Accanto ai percorsi pensati per favorire autonomia, riabilitazione e inclusione, la Regione prevede anche tirocini formativi e di orientamento finalizzati all’assunzione nel mercato del lavoro. Due binari distinti ma complementari, che rispondono a bisogni diversi e a fasi differenti della vita personale e professionale.

Il presidente e la vicepresidente della Regione sottolineano il valore di questi strumenti, considerati non semplici esperienze temporanee, ma occasioni concrete di crescita e reinserimento, capaci di rafforzare il legame tra istituzioni e comunità. L’obiettivo è offrire risposte reali a persone che, per motivi diversi, non dispongono dei requisiti necessari per un immediato accesso al lavoro, evitando isolamento e perdita di competenze.

I tirocini di orientamento, formazione e inserimento o reinserimento sono pensati come spazi di socializzazione in contesti lavorativi, utili a mantenere e valorizzare le capacità residue e, allo stesso tempo, a sviluppare nuove potenzialità.

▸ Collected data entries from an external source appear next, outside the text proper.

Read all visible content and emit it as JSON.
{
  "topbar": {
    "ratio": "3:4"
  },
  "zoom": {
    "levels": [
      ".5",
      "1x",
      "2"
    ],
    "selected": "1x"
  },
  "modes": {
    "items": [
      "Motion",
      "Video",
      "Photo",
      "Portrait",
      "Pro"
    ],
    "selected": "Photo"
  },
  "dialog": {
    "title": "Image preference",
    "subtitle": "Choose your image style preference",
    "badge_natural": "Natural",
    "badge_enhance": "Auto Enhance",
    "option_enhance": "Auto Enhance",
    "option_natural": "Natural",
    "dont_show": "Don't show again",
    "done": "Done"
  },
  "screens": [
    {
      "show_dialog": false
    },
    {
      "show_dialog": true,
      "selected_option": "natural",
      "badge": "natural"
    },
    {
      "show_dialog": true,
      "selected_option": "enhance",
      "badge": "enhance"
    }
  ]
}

Un approccio che mette al centro la persona, non il curriculum, e che riconosce il valore del lavoro come strumento di dignità e partecipazione sociale.

In questo quadro, la Regione intende sostenere in modo mirato le persone prese in carico dai Servizi sociali, promuovendo percorsi personalizzati che favoriscano l’orientamento, la formazione e il graduale rientro nella vita attiva. Un investimento che punta a costruire inclusione non solo sul piano assistenziale, ma anche su quello delle competenze e delle relazioni.

Parallelamente, i tirocini formativi e di orientamento ai fini dell’assunzione offrono a specifiche categorie di soggetti, individuate dalla normativa delle Province autonome di Trento e Bolzano, la possibilità di conoscere da vicino il funzionamento degli uffici pubblici e di acquisire competenze spendibili nel mercato del lavoro.

Ogni anno la Regione riceve numerose richieste per l’attivazione di questi percorsi, segno di un bisogno reale e diffuso. Con le opportunità previste per il 2026, l’amministrazione regionale conferma la volontà di trasformare il tirocinio da semplice esperienza temporanea a vero strumento di inclusione, orientamento e futuro lavorativo.